Eric Lander is a well-respected scientist in his field, but his field is not metaethics.

His field is biology, and this (seems to be) a fundamental error in biology (evolution).

Comment author: Qiaochu_Yuan 23 February 2013 08:33:48PM *  2 points [-]

The two alternatives (which I think are correct) is that immortal varieties either never arise in the first place, and so can't be selected; or else are always linked to some tradeoff or disadvantage which is selected against.

Well, this is not true. Some organisms actually are immortal.

Your explanation is isomorphic to saying "most organisms die if heated to 100 degrees C, therefore evolution selects for organisms that die if heated". But the simpler explanation is that resistance to extreme heat never arises in the first place, or has a large associated cost whenever it appears. Not that such resistance is in itself harmful and selected against.

Yes, I noticed this, which is why I removed that part of my comment.

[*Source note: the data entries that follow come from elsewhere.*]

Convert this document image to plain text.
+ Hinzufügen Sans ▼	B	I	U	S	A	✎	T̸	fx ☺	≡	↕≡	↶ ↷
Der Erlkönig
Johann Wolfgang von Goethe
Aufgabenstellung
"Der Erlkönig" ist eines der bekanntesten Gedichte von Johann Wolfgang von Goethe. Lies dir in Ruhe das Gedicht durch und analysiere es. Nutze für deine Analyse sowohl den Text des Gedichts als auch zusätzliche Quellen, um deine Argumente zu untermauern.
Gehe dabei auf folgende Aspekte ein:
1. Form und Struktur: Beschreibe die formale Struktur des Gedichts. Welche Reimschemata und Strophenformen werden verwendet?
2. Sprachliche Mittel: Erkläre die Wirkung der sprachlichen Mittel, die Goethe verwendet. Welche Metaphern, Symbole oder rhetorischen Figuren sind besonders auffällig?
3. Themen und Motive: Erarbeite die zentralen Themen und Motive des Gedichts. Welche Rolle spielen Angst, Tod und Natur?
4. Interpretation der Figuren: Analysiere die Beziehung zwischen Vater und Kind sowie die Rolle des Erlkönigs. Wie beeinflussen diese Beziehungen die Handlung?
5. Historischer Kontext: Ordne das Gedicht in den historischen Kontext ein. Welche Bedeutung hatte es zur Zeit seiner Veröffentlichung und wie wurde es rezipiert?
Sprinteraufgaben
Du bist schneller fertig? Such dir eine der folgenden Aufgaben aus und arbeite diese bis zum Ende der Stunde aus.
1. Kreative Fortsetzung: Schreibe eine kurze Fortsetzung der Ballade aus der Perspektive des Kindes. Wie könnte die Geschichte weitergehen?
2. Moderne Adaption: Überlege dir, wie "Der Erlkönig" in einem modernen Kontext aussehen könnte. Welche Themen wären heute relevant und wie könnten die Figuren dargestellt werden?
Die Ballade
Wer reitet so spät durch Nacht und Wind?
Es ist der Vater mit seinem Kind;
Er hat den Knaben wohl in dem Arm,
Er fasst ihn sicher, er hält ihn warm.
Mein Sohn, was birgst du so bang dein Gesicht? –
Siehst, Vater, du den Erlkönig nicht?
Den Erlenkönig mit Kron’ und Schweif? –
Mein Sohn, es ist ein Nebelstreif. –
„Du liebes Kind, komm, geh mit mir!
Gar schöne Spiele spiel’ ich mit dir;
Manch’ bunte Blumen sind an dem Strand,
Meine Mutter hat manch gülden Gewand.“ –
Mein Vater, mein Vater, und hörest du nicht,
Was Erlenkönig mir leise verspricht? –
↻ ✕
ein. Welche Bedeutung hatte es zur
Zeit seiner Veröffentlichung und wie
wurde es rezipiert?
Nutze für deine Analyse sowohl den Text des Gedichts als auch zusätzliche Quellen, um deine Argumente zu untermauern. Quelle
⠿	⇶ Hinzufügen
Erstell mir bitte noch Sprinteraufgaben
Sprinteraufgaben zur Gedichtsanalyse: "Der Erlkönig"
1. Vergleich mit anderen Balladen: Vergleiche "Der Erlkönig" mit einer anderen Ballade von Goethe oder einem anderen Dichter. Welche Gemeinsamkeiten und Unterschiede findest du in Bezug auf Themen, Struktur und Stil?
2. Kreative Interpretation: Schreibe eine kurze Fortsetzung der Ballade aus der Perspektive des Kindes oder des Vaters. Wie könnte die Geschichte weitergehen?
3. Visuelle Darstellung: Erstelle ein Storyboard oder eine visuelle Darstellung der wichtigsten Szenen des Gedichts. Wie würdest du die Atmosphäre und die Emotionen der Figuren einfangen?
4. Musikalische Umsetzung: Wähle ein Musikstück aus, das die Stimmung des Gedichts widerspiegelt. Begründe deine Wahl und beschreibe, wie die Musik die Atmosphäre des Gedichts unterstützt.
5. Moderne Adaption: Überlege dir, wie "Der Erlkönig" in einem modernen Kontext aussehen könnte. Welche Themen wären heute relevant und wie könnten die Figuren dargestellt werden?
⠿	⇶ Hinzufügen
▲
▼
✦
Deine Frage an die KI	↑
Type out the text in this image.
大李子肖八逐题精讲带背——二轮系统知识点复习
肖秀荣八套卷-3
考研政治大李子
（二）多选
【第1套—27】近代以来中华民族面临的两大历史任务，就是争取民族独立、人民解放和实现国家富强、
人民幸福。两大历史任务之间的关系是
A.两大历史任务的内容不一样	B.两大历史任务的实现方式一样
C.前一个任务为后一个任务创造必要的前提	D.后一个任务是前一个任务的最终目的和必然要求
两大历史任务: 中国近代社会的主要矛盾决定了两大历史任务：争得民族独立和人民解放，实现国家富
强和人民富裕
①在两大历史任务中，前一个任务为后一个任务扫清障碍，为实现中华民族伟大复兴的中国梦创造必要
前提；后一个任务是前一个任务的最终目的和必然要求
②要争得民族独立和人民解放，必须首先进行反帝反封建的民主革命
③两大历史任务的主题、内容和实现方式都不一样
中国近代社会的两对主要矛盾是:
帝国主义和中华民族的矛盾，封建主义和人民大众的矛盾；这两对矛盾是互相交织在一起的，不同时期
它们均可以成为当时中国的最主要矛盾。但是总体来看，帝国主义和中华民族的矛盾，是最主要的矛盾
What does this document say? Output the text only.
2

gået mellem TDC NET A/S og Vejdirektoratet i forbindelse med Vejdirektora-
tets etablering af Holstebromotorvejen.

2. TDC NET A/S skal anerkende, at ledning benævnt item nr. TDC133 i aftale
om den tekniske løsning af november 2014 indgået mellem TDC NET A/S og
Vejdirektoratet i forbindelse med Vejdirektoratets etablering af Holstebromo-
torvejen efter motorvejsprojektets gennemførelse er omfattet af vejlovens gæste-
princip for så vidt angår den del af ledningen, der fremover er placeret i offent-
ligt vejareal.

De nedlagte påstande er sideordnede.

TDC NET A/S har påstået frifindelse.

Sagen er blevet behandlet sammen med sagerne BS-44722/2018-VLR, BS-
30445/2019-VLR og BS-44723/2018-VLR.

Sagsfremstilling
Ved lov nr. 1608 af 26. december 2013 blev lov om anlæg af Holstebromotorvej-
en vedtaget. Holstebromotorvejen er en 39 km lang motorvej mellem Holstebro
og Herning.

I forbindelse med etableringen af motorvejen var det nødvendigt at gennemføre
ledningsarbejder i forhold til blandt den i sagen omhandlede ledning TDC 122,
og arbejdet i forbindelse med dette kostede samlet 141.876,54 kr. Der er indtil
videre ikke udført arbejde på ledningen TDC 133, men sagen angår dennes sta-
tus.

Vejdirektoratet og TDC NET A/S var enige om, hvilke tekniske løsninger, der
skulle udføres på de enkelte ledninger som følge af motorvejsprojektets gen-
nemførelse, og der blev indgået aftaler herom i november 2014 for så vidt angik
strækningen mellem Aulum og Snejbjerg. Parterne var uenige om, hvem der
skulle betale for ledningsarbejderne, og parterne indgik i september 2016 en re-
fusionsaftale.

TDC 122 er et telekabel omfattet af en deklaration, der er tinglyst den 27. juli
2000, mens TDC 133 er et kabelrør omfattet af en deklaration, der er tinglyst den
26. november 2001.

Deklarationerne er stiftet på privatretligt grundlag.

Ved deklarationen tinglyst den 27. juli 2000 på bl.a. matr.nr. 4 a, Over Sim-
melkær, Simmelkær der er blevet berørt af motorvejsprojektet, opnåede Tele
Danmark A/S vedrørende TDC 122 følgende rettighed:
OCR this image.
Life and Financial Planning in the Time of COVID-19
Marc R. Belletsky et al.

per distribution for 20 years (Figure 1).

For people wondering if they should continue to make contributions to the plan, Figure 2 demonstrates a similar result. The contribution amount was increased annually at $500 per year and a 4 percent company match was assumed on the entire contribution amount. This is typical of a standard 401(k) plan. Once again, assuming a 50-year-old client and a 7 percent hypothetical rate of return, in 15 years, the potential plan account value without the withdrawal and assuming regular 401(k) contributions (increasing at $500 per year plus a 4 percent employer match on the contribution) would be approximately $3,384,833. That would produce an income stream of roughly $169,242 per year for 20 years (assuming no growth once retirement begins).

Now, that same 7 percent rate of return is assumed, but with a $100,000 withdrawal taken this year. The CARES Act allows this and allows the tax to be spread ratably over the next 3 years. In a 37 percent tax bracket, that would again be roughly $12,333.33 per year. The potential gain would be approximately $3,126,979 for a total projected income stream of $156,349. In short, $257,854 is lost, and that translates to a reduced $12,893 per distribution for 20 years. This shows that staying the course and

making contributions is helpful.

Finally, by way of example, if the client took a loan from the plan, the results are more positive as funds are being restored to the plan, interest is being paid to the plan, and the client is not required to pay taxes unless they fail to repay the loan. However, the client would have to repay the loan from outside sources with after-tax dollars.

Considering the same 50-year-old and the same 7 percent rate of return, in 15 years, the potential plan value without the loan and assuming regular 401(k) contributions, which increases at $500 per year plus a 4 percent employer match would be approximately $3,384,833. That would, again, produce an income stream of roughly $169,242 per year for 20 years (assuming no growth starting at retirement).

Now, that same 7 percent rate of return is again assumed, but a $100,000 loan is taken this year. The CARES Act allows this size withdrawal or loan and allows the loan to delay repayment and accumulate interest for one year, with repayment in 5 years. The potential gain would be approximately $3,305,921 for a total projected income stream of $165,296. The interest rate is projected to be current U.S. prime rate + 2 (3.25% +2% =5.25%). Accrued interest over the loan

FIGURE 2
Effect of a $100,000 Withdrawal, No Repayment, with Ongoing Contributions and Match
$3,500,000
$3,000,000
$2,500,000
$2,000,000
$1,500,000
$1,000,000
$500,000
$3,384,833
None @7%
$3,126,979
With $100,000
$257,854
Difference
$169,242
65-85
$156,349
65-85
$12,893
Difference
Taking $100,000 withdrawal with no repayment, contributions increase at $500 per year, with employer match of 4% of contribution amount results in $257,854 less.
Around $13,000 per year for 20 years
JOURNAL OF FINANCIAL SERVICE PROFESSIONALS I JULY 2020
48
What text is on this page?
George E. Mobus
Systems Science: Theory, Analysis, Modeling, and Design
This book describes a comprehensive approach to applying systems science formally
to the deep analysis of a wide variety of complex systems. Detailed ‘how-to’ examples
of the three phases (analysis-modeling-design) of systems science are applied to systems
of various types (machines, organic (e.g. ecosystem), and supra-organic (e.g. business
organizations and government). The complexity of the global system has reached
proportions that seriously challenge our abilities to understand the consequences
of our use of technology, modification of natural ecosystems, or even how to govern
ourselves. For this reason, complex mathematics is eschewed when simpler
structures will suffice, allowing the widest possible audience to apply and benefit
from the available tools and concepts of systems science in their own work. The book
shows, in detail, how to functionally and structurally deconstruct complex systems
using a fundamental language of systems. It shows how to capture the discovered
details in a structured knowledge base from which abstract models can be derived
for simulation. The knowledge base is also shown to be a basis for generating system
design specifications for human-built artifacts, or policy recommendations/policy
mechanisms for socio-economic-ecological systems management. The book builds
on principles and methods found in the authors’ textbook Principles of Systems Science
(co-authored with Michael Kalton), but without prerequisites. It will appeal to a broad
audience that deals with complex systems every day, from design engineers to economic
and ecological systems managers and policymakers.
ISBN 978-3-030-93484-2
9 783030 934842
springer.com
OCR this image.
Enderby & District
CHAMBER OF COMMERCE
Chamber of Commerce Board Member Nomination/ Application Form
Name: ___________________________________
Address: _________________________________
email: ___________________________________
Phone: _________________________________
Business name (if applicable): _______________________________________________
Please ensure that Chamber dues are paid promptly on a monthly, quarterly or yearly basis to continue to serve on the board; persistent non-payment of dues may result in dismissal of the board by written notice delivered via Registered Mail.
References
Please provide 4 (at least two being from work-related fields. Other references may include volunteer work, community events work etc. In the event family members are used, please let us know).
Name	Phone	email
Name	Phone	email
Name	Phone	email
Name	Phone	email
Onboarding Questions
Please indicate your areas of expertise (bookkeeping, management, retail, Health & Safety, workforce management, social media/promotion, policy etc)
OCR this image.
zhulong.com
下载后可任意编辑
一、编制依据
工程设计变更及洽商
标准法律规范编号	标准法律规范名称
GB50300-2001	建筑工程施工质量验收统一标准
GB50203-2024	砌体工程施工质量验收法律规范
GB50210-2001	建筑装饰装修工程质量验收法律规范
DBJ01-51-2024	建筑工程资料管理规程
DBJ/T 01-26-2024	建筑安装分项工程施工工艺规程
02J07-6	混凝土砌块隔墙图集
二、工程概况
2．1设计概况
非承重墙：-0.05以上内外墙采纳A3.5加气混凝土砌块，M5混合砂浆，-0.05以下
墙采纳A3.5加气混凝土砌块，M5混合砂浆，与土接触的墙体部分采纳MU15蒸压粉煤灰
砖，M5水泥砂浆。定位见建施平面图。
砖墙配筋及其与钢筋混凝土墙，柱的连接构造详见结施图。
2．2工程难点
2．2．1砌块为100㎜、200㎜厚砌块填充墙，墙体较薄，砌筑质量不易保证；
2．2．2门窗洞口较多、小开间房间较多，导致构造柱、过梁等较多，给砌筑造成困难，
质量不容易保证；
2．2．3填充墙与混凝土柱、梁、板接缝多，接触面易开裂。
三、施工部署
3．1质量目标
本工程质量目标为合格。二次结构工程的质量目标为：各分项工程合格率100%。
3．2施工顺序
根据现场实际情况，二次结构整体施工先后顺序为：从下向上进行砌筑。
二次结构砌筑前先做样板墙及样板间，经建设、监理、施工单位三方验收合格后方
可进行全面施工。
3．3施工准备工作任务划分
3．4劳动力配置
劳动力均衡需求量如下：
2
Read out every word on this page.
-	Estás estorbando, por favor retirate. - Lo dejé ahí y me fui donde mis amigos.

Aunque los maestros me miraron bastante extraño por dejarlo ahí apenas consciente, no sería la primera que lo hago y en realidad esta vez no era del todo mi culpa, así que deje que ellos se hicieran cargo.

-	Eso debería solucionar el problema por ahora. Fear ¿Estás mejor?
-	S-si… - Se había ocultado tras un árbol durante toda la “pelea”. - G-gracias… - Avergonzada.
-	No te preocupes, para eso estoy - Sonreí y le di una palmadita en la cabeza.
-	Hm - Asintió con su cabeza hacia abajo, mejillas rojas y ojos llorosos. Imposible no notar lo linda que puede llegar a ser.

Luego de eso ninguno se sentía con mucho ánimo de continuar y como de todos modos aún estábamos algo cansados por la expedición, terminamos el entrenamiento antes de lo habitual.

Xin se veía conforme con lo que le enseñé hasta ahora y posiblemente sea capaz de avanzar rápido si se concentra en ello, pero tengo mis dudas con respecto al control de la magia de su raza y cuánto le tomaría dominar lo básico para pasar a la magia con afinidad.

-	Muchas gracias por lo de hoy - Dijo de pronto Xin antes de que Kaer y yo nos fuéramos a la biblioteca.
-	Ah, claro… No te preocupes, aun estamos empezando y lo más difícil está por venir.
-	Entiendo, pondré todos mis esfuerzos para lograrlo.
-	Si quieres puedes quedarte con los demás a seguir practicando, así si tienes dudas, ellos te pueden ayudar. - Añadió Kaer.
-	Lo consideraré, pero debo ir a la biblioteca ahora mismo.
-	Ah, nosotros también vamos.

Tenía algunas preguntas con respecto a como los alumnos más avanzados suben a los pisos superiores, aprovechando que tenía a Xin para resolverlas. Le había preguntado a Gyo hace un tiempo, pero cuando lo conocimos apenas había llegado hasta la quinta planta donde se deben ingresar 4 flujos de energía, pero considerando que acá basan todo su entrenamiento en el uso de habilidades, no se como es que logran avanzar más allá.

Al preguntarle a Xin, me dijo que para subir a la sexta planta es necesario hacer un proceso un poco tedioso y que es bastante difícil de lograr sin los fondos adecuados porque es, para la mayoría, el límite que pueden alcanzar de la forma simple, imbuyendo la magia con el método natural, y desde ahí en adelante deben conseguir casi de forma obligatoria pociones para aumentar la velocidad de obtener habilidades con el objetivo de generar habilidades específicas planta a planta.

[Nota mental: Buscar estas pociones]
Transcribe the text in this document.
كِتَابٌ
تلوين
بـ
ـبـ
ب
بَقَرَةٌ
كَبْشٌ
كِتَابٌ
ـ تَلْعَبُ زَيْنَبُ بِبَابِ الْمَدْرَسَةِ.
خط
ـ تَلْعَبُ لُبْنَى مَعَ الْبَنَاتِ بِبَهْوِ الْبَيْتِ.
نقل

His field is biology, and this (seems to be) a fundamental error in biology (evolution).

Again, biology has many subdisciplines and there's no reason to expect an expert in one subdiscipline to know everything about other subdisciplines. And even experts occasionally make mistakes. I mean, seriously.

Comment author: DanArmak 23 February 2013 08:35:37PM 0 points [-]

Well, this is not true. Some animals actually are immortal.

Yes, and that is weak evidence against theories that say evolution selects against immortality.